5434 sayılı Türkiye Cumhuriyeti Emekli Sandığı Kanununun geçici 139. maddesinde niteliği bentler halinde sayılan muayene ve tedavilerin bedellerinin ne şekilde ödeneceği belirtilmekte iken 5510 sayılı Sosyal Sigortalar ve Genel Sağlık Sigortası Kanununun “yürürlükten kaldırılan hükümler” başlıklı 106. maddesinin 8. bendi ile yürürlükten kaldırılmış olmakla birlikte, 5510 sayılı Yasanın “Yürürlük” başlıklı 108. maddesinin birinci fıkrasının d bendi uyarınca diğer bentlerde belirtilen maddeler dışında kalan 106. madde hükmü 1.10.2008 tarihinde yürürlüğe girmiştir. Öte yandan, Maliye Bakanlığınca çıkarılan ve 31.12.2009 tarih ve 27449 (5. Mükerrer) sayılı Resmi Gazetede yayımlanan “Kamu Personelinin Sağlık Hizmetlerinin Sosyal Güvenlik Kurumuna Devrine İlişkin Tebliğ” ile de kamu personelinin 14.1.2010 tarihine kadar (bu tarih dahil) almış olduğu sağlık hizmetlerinin kamu personelinin kurumları tarafından karşılanacağı bu tarihten sonraki sağlık hizmetlerinin ise kamu personelinin sağlık hizmetlerinin devredildiği Sosyal Güvenlik Kurumunca karşılanacağı kurala bağlanmıştır.
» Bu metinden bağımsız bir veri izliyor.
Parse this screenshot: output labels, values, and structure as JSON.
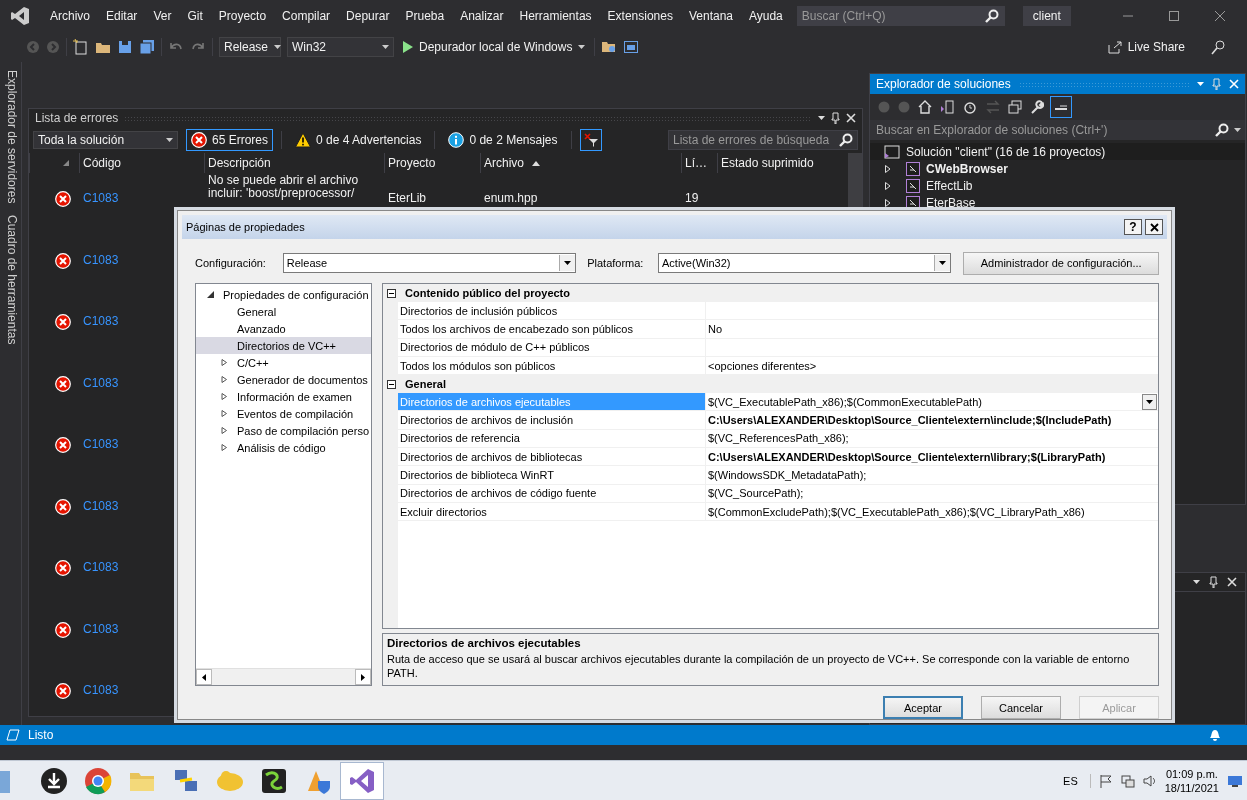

Dosyanın incelenmesinden uyuşmazlığa konu stentlerin takılmasının 5510 sayılı Yasanın 101. maddesinde, anılan kanunda aksine hüküm bulunmayan hallerde Yasa hükümlerinin uygulanmasıyla ilgili ortaya çıkan uyuşmazlıkların iş mahkemesinde görüleceği hükme bağlanmış, 1.7.2008 tarihinde yürürlüğe giren Geçici 12. maddesinde, Yasanın yürürlüğe girdiği tarihten önce başlayan ve yürürlüğe girdiği tarihten sonra faturalandırılan tedavi giderlerinin kurum tarafından karşılanacağı belirtildiğinden ve olayda ameliyatın 5.8.2009 tarihinde, faturalandırılmanın aynı tarihte olduğu,  ihtilafın stent bedelinin ödenmemesinden kaynaklandığı gözetildiğinde, 2577 sayılı İdari Yargılama Usulü Kanununun 2/1-a maddesinde belirtilen idari işlemler hakkında yetki, şekil, sebep, konu ve maksat yönlerinden biri ile hukuka aykırı olduklarından dolayı iptalleri için menfaatleri ihlal edilenler tarafından açılan iptal davaları kapsamında bulunmayan davanın görüm ve çözümünün adli yargı yerinde görüleceği sonucuna varılmıştır.

Belirtilen nedenlerle, Yargıtay Cumhuriyet Başsavcısının başvurusunun kabulü ile İdare Mahkemesinin görevlilik kararın kaldırılması gerekmiştir.

 S O N U Ç    : Davanın çözümünde ADLİ YARGININ görevli olduğuna, bu nedenle Yargıtay Cumhuriyet Başsavcısı’nın BAŞVURUSUNUN KABULÜ ile Ankara 3. İdare Mahkemesi’nin 24.1.2011 gün ve E:2011/72 sayılı GÖREVLİLİK KARARININ KALDIRILMASINA, 19.12.2011 gününde OYBİRLİĞİ İLE KESİN OLARAK karar verildi.